Employee and company paid into defined benefit plans. If the reserves looked they might not provide the promised benefits in future, they had to be topped up.

So companies pushed to eliminate the plans, or change them to defined contribution plans. Employees and company would contribute and the funds invested. The pension would be based on however much money was in the fund on retirement. There was no obligation to provide an income. (Government workers, including MPs and MLAs, still have defined benefit plans. MLAs and MPs believe you should pay for guaranteed pensions for them, but not that you should have one.)

And work changed, from long-term employment with big companies to much less certain work, often part-time or on contract, and without any pension.

In fact, only one in four British Columbians have workplace pensions today.

This huge change in the social contract hasn’t been discussed. And while workplace pensions have been slashed, there has been no corresponding increase in public retirement benefits. Those benefits are low compared to other OECD countries, in large part because Canadians could once count on workplace pension plans.

The Harper government has offered a token response to the pension problems with legislation allowing new pooled pension plans.

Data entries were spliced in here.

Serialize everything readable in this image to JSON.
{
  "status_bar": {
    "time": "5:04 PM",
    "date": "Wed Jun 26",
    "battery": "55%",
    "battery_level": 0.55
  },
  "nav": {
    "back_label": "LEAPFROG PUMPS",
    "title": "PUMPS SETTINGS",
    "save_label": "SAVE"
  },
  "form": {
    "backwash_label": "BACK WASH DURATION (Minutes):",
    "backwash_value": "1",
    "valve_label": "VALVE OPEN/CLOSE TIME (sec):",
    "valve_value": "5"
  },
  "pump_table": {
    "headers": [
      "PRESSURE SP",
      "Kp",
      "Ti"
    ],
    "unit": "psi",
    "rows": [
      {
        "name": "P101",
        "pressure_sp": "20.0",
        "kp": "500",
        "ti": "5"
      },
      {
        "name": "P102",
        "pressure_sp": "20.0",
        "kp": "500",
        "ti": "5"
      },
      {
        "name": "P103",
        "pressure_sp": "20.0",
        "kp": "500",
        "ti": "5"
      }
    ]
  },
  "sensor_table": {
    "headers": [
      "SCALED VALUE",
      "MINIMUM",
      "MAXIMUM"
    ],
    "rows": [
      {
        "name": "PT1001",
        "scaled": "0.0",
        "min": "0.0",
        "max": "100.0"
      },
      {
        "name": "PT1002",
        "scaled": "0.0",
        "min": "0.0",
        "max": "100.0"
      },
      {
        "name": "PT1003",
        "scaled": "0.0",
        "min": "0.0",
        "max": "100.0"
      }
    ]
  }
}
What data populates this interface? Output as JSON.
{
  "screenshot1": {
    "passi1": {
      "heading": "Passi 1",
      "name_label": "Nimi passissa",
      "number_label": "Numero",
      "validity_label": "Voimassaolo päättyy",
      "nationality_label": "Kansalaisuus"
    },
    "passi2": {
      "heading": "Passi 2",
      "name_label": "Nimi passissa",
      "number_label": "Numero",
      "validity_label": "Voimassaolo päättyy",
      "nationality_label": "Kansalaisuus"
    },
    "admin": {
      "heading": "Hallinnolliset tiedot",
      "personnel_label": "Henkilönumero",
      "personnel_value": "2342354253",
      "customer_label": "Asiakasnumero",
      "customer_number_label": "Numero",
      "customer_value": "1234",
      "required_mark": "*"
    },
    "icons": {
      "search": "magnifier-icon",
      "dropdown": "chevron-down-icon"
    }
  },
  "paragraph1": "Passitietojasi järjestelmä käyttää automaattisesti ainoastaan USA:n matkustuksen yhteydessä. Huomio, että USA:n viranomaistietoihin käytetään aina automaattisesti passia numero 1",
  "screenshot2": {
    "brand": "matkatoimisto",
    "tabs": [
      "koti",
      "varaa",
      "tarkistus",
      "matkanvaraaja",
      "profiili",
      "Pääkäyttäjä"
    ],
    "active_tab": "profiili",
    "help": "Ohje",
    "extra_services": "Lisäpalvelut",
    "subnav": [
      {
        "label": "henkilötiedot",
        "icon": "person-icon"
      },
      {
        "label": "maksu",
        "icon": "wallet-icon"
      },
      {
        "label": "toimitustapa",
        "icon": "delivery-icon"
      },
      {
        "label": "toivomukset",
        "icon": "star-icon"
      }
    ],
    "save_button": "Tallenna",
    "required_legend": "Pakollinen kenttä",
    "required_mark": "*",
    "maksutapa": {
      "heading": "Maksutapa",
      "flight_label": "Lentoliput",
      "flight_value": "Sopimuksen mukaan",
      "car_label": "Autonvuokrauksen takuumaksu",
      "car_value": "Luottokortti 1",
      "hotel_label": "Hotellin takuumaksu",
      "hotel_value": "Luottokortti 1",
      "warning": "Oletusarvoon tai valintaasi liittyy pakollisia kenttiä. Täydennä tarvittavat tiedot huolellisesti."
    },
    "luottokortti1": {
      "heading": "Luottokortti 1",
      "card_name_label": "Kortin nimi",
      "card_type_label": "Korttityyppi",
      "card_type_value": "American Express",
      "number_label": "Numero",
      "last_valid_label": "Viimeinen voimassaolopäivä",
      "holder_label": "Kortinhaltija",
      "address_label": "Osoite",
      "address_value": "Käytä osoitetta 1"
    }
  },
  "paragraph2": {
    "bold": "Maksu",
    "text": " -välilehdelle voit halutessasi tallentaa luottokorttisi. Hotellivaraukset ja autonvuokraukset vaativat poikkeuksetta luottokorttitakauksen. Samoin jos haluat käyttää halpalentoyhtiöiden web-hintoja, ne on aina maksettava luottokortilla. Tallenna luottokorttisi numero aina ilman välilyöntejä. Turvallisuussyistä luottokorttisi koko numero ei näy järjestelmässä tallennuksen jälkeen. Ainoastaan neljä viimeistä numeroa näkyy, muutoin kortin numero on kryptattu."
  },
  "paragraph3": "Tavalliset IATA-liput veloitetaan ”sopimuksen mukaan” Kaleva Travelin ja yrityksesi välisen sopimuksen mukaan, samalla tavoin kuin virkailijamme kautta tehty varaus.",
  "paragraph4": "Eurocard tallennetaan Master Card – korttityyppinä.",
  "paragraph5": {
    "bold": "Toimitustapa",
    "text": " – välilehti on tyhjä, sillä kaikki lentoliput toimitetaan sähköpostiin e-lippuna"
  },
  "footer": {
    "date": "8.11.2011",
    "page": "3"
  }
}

It’s a lame response to a real problem. The new plans would give small business the opportunity to provide a pension plan by signing a deal with a bank or investment company. The employees would have the voluntary chance to contribute, and the employer could also contribute if he chose (not that likely, I’d say). The investment firm would take its cut for managing the money and the savings would be available at retirement.

Some employers will offer the plan. Some people will sign on.

But not many. And there is no real benefit over RRSPs; people who have not contributed to their own retirement fund, for whatever reason, are unlikely to opt into voluntary pooled plan.

The government could have easily made the plan at least slightly better. It could have allowed the pooled plans, and  had the funds managed by the Canadian Pension Plan investment experts.

That’s similar to the approach taken in Saskatchewan, where such a plan already exists. That’s also the model promised by the B.C. government in 2008, and never delivered.

That would have provided excellent money management at the lowest cost. Instead, the Harper government offered the banks and the investment houses the chance to manage the money and collect the fees.

That’s strange, because earlier this year Finance Minister Jim Flaherty called for an investigation into the high fees charged by providers of Canadian mutual funds and other investments. A study found Canadians pay more than twice as much in management fees as Americans. Those costs significantly reduce the money being available for retirement. Now Flaherty is opening a new market for them.

This isn’t just an issue for those nearing retirement age.

The giant baby boom bulge is now nearing 65. In 1971, there were 6.2 British Columbians of working age for every person over 65. By 2034, there will be just 2.4 working-age people for each person over 65. If boomers push for better pensions, the cost will fall heavily on those still working.

Footnote: The best option would be a planned increase in CPP benefits, now capped at about $935 a month. That would require increased contributions by employees and employers. The minimum retirees can expect in Canada is about $1,170 per month — that’s basic old-age security plus a guaranteed income supplement for the poorest seniors.